Grammar Lesson

German Polite Form

When to use du, Sie and ihr?

In English, there is only one word to say you while in German there are three.

The informal word is du in the singular and ihr in the plural. In the formal form, both singular and plural is Sie.

But don't worry – the rule for when to use each of these three words is quite straight forward and easy to understand. Let's have another look at German subject pronouns first:

Table: German Subject Pronouns

German English
1st person ich I
2nd person du / Sie you (informal) / you (formal)
3rd person er / sie / es he / she / it
1st person wir we
2nd person ihr / Sie you (informal) / you (formal)
3rd person sie they

Note: German subject pronouns only have a capital letter when they begin the sentence. The only exception to this is the polite pronoun Sie which always begins with a capital S.

Table: You, formal and informal

Informal Formal
Singular du Sie
Plural ihr Sie

Singular Forms

  • The word du is used when you talk to one person who you know very well, like your family and your friends. The word du is also used for children.

    For example:
    Florian, warum gähnst du die ganze Zeit? ⇨ Florian, why do you keep yawning?

  • The word Sie is used when you talk to one person who you don't know so well or who holds authority over you, like your boss and strangers.

  • For example:
    Bitte setzen Sie sich wieder an Ihren Platz! ⇨ Please go back to your seat!

Plural Forms

  • The word ihr is used when you talk to more than one person who you know very well.

    For example:
    Warum redet ihr die ganze Zeit? ⇨ Why do you keep talking?

  • The word Sie is also used when you talk to more than one person who you don't know so well.

    For example:
    Was möchten Sie trinken? ⇨ What would you like to drink?


In most cases you should start off using the informal du and ihr forms as you will most likely be practising with people you know and interact with often. Get comfortable with these first and then move onto the Sie form. Do not worry if you use the wrong one as you will still be understood.

German Commands

The command form is also called the imperative form and is used when giving commands, orders or instructions.

For example:
Shut up!
Help me!

English has one verb form for a command whereas German has three forms. When to use which form depends if you are talking in the du, ihr or Sie form. Let's look how a German command is formed.

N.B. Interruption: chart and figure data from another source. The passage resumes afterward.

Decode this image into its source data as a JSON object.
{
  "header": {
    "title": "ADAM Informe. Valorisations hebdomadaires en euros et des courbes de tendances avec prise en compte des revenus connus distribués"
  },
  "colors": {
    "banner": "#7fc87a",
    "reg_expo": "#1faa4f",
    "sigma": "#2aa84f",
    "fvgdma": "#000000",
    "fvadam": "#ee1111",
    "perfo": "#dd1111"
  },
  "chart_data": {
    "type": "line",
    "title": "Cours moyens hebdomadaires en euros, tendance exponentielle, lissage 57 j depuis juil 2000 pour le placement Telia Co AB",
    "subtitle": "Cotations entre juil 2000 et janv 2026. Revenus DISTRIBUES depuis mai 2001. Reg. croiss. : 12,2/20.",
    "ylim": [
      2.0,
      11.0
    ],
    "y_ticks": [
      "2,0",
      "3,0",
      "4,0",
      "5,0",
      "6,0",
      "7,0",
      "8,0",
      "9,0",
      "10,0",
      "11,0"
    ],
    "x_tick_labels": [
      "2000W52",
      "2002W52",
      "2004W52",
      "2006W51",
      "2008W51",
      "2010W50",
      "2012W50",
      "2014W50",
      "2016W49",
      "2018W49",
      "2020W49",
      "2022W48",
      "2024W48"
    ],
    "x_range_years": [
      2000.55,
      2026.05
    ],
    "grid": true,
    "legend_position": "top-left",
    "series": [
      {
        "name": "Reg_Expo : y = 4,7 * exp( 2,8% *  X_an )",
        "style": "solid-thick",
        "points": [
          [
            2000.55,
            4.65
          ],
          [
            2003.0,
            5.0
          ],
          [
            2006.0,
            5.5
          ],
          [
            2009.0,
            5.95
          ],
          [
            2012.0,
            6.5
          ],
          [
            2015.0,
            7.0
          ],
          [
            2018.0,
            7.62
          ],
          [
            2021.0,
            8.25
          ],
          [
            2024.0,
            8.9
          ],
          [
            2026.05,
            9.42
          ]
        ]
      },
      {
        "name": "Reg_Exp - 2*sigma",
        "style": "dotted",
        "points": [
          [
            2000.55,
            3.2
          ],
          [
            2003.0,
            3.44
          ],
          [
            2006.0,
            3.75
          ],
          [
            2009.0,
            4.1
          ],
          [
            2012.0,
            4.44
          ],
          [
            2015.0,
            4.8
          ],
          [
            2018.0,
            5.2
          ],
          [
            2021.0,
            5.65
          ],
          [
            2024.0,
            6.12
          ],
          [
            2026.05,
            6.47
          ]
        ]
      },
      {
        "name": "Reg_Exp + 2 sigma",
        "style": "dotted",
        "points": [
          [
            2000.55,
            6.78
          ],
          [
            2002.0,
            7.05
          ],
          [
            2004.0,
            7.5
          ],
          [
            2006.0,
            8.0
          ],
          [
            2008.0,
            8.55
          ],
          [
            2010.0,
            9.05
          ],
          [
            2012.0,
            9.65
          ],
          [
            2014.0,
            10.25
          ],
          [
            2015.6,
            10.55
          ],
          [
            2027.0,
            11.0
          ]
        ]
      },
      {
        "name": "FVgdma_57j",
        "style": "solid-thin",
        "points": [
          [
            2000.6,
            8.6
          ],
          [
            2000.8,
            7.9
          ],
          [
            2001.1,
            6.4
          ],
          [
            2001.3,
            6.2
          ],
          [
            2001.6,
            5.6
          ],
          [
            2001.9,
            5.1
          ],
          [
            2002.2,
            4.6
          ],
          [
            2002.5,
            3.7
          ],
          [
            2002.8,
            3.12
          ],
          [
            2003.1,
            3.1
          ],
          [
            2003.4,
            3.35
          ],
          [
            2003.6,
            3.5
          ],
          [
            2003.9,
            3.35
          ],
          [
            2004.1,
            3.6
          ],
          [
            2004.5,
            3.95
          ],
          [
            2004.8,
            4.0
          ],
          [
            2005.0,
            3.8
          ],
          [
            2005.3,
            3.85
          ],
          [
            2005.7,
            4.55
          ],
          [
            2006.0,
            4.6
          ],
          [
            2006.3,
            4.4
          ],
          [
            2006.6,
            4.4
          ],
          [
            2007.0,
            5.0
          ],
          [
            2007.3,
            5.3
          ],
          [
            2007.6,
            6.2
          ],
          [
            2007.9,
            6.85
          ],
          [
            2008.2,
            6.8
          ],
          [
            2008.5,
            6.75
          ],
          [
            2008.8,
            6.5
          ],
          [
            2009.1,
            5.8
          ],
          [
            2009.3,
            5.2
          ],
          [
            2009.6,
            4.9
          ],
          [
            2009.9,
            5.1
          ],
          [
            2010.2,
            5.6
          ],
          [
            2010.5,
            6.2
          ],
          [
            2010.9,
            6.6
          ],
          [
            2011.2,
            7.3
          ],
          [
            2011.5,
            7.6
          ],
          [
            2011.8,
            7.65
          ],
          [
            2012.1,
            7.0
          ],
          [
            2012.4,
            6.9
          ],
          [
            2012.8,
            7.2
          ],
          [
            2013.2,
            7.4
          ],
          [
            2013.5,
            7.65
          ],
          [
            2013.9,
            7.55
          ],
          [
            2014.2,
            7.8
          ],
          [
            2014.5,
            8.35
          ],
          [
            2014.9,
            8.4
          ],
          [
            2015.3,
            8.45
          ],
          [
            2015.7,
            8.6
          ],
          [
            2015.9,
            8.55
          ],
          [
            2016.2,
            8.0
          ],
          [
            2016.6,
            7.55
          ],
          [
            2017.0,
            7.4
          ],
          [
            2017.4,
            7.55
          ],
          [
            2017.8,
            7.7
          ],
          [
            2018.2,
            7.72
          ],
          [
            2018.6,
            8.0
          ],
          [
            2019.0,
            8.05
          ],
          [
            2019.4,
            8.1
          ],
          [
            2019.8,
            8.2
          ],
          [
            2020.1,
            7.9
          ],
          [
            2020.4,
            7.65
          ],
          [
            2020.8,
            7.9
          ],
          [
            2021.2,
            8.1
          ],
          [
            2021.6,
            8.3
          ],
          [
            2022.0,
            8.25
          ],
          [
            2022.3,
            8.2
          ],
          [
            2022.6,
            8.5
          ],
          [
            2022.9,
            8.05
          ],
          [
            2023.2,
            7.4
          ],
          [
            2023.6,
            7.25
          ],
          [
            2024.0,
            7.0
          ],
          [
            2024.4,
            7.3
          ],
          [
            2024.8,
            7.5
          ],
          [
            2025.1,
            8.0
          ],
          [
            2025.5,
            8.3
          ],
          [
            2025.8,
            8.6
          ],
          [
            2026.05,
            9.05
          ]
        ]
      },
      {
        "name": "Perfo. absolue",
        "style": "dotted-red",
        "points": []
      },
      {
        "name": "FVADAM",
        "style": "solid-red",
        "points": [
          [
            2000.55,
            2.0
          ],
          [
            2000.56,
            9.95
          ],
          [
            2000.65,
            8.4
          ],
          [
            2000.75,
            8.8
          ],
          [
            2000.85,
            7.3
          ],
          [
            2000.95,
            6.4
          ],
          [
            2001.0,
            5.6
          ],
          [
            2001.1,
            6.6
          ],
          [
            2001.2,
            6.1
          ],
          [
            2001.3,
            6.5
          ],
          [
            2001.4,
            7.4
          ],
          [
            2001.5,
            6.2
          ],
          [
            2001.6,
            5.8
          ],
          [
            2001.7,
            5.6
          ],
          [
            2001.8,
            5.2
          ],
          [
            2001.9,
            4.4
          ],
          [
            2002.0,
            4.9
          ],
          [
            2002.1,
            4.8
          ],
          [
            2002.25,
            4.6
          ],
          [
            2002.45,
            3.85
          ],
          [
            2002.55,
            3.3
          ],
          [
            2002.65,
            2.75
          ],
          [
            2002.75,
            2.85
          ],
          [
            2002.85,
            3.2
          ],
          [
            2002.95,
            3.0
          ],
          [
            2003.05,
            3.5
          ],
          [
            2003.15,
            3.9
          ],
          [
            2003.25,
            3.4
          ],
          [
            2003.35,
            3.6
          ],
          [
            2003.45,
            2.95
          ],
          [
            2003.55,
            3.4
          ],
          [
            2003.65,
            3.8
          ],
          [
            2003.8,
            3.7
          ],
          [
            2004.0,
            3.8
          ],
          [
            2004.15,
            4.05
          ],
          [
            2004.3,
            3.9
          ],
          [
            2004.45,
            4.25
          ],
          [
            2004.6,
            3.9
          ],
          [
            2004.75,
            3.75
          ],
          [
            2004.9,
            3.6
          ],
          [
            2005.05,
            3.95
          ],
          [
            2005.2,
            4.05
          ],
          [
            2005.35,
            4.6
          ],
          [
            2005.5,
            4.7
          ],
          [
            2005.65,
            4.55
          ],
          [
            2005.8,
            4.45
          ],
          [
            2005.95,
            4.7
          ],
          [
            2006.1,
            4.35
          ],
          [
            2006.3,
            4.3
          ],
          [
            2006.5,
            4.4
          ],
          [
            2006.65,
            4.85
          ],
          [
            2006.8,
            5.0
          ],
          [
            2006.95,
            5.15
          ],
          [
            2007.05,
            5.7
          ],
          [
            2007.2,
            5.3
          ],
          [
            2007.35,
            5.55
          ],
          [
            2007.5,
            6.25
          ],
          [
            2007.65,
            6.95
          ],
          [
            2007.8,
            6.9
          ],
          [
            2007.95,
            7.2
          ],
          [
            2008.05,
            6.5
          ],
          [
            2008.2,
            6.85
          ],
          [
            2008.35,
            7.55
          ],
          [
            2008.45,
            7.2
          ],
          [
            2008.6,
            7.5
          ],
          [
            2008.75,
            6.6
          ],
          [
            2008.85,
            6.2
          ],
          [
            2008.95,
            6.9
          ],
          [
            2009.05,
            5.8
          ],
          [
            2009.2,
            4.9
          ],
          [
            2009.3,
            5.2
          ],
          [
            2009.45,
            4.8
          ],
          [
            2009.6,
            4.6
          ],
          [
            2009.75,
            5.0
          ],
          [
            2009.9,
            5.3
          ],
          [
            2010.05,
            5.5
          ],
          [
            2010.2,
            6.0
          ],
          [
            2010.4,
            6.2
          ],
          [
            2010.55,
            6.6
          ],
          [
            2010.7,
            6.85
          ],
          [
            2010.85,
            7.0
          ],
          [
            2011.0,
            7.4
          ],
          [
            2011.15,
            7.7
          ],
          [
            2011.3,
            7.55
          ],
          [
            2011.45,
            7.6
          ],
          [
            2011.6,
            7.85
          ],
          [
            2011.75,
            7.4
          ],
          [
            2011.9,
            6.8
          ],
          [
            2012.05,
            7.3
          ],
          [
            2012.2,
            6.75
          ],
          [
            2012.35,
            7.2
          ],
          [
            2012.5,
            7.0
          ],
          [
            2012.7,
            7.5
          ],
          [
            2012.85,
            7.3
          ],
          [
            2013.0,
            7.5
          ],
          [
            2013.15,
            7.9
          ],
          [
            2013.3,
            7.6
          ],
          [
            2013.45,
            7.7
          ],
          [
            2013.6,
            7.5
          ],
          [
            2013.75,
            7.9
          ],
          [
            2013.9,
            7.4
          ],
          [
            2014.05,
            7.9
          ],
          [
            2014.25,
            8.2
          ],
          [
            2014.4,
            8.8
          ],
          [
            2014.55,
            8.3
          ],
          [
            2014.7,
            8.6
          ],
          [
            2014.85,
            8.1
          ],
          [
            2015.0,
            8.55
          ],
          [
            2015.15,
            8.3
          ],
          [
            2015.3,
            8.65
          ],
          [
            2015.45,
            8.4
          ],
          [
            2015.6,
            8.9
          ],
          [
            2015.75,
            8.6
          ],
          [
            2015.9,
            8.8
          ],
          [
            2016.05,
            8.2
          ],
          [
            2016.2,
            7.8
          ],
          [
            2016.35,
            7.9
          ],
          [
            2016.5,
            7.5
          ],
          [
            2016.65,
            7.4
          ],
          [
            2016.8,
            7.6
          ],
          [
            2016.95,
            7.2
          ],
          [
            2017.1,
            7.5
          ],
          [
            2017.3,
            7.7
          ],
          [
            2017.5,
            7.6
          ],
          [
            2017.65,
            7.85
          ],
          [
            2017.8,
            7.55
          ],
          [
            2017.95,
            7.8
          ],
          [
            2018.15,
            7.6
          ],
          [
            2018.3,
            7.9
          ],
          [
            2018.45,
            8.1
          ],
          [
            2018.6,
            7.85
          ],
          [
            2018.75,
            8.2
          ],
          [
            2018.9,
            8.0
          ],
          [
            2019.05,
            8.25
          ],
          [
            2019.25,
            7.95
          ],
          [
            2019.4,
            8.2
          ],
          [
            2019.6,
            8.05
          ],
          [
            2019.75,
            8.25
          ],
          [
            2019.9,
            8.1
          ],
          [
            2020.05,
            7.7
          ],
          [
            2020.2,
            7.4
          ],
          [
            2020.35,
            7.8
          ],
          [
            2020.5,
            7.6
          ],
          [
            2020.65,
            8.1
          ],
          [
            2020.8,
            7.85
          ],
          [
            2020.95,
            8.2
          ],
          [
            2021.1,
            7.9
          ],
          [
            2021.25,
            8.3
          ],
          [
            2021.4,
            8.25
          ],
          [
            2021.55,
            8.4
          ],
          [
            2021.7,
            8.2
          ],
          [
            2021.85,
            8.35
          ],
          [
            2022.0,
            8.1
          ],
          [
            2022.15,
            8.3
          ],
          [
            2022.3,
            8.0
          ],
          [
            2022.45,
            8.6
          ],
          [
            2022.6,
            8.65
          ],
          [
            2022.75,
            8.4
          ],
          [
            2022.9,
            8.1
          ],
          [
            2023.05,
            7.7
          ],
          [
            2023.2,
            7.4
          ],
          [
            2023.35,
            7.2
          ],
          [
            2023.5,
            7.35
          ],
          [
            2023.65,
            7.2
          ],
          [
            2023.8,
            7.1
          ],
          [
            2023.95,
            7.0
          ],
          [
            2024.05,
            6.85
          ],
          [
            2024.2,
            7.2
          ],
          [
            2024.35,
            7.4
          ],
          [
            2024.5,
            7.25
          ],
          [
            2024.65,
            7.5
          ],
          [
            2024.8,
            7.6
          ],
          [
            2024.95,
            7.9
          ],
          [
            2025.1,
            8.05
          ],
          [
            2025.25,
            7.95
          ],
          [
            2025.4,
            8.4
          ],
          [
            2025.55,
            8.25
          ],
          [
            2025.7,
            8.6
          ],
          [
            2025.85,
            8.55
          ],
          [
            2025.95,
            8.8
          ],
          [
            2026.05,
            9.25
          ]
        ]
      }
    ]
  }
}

Table: German Command Form:

Form of Command Example Translation
du verb stem (+e) Komm! Come!
ihr verb stem + t Kommt! Come!
Sie infinitive + Sie Kommen Sie! Come!

As you can see from the table, a command always starts with the verb, followed by the pronoun. However the pronouns du and ihr are dropped, leaving only the verb itself. The only time when the pronoun still appears is when using the polite Sie form.

For example:
Mach deine Hausaufgaben! ⇨ Do your homework!
Lernt bitte mehr Deutsch! ⇨ Please learn more German!
Fahren Sie vorsichtig! ⇨ Drive carefully!

A command in the du form usually only uses the stem of the verb. There are of course exceptions, but these are very rare. For example, when the stem of the verb ends in -d, -t, -m or -n, an -e is added to make the pronunciation easier.

For example:
reden (to talk) ⇨ Rede nicht so viel! (Don't talk so much!)
arbeiten (to work) ⇨ Arbeite mehr! (Work more!)
atmen (to breathe) ⇨ Atme tief durch! (Take a deep breath!)
öffnen (to open) ⇨ Öffne die Tür! (Open the door!)

Weak verbs ending in -eln or -ern also use this -e, but the other -e in the stem itself is often dropped in spoken German.

For example:
handeln (to act) ⇨ Handle schnell! (Act quickly!)
feiern (to celebrate) ⇨ Feire! (Celebrate!)

Also, the verb sein (to be) is a strong verb and the command forms are quite irregular and don't follow the rules that we've just discussed. Let's have a look at the verb sein in the three command forms:

  • du form: Sei ruhig! ⇨ Be quiet!
  • ihr form: Seid ruhig! ⇨ Be quiet!
  • Sie form: Seien Sie ruhig! ⇨ Be quiet!

Note: We will come back to the imperative in our Seaside and Holiday Module in level B1.